Morì a Torino nel 1866 mentre era intento a scrivere I miei ricordi, una autobiografia che si arresta ai primi anni della sua attività politica.

1941 - RADIO LONDRA

Le trasmissioni di Radio Londra, che andavano in onda dopo la celebre sigla costituita dal segnale morse, composto da tre punti e una linea, corrispondente alla lettera V di “vittoria” ed evocativo del motivo di apertura della V sinfonia di Beethoven, iniziarono a essere indirizzate verso le nazioni soggiogate dall’occupazione nazista nell’autunno del 1939. Fin da quel momento, pur essendo l’Italia una nazione ancora non belligerante, venne costituita una redazione italiana.

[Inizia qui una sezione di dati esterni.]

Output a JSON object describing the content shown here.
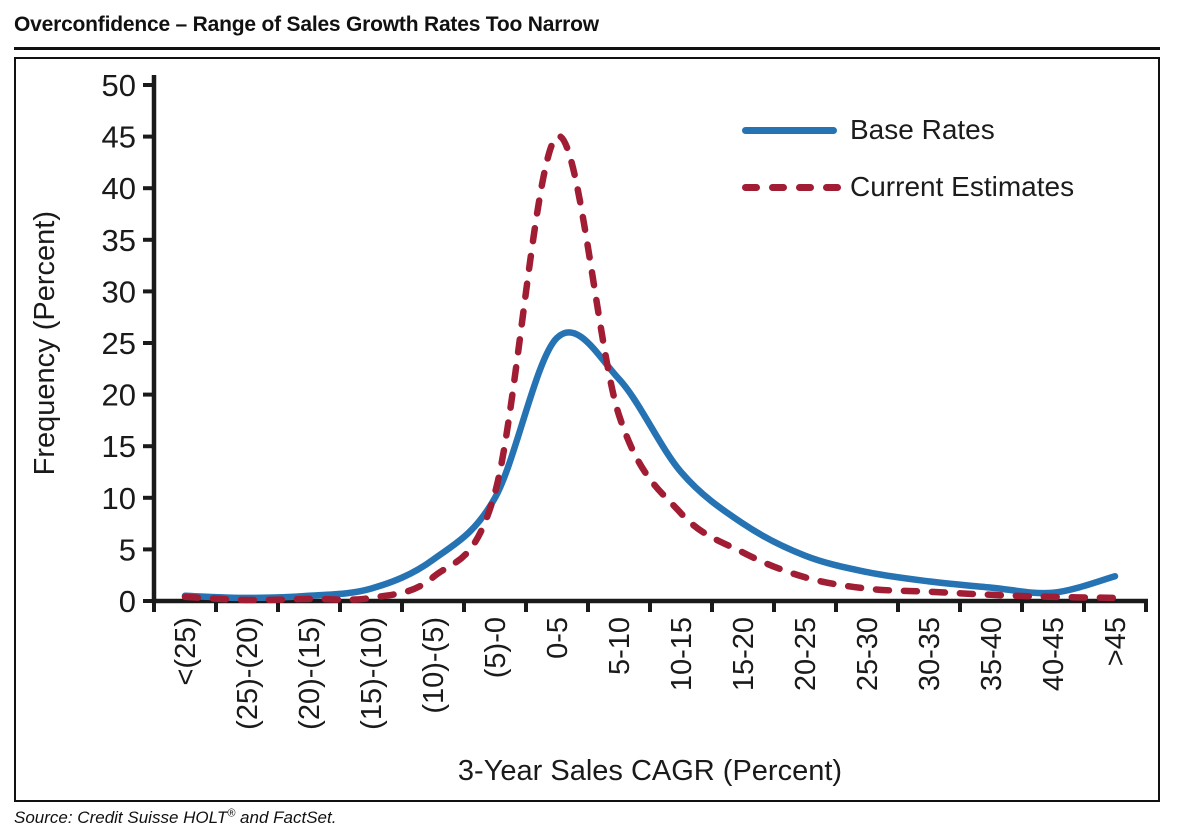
{
  "header": {
    "title": "Overconfidence – Range of Sales Growth Rates Too Narrow"
  },
  "chart_data": {
    "type": "line",
    "title": "Overconfidence – Range of Sales Growth Rates Too Narrow",
    "xlabel": "3-Year Sales CAGR (Percent)",
    "ylabel": "Frequency (Percent)",
    "ylim": [
      0,
      50
    ],
    "ytick_step": 5,
    "yticks": [
      0,
      5,
      10,
      15,
      20,
      25,
      30,
      35,
      40,
      45,
      50
    ],
    "grid": false,
    "legend_position": "top-right",
    "axis_color": "#1a1a1a",
    "categories": [
      "<(25)",
      "(25)-(20)",
      "(20)-(15)",
      "(15)-(10)",
      "(10)-(5)",
      "(5)-0",
      "0-5",
      "5-10",
      "10-15",
      "15-20",
      "20-25",
      "25-30",
      "30-35",
      "35-40",
      "40-45",
      ">45"
    ],
    "series": [
      {
        "name": "Base Rates",
        "color": "#2673B4",
        "line_style": "solid",
        "values": [
          0.5,
          0.3,
          0.5,
          1.2,
          4.0,
          10.0,
          25.5,
          21.5,
          12.5,
          7.5,
          4.4,
          2.8,
          1.9,
          1.3,
          0.8,
          2.4
        ]
      },
      {
        "name": "Current Estimates",
        "color": "#A01D33",
        "line_style": "dashed",
        "values": [
          0.4,
          0.1,
          0.2,
          0.3,
          2.3,
          10.5,
          45.0,
          18.0,
          8.5,
          4.7,
          2.3,
          1.2,
          0.9,
          0.6,
          0.4,
          0.3
        ]
      }
    ]
  },
  "footer": {
    "source_prefix": "Source: Credit Suisse HOLT",
    "source_registered": "®",
    "source_suffix": " and FactSet."
  }
}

Il primo discorso rivolto al nostro paese fu letto il 22 dicembre 1939 dal colonnello Harold Stevens, che divenne poi una delle voci più note di Radio Londra. Con l’evolvere del conflitto l’impegno e le caratteristiche delle trasmissioni si modificarono: da un solo commento settimanale a cura del colonnello Stevens nel 1939 si passò nel 1940-1941 a una serie articolata di trasmissioni della durata di mezz’ora, mandate in onda più volte nel corso della giornata. Nel 1943 e 1944 furono realizzati due programmi di particolare importanza. il Fighters and workers programme (Programma per i combattimenti e i lavoratori), che ebbe come principale conduttore Umberto Calosso, veniva mandato in onda alle 6.30 e alle 17.30 per la durata di un quarto d’ora e dava notizie sulla situazione militare italiana, trasmettendo anche messaggi alle famiglie dei soldati fatti prigionieri. L’altra trasmissione, La voce di Londra, alle 16.30 e alle 22.30, mandava in onda per circa mezz’ora notiziari, commenti, sceneggiati radiofonici sui più importanti episodi del conflitto, interviste, ritratti di protagonisti politici e militari, messaggi speciali per le forze della resistenza.

Tra i collaboratori di Radio Londra impegnati nella conduzione delle varie rubriche vi furono Aldo Cassutto (un giornalista triestino che elaborava i testi del colonnello Stevens), Ruggero Orlando, Livio Zeno Zencovich, Umberto Limentani, Piero e Paolo Treves, Elio Nissim, John Joseph Marus (che, sotto le pseudonimo di Candidus, attaccava duramente le parole d’ordine della propaganda fascista).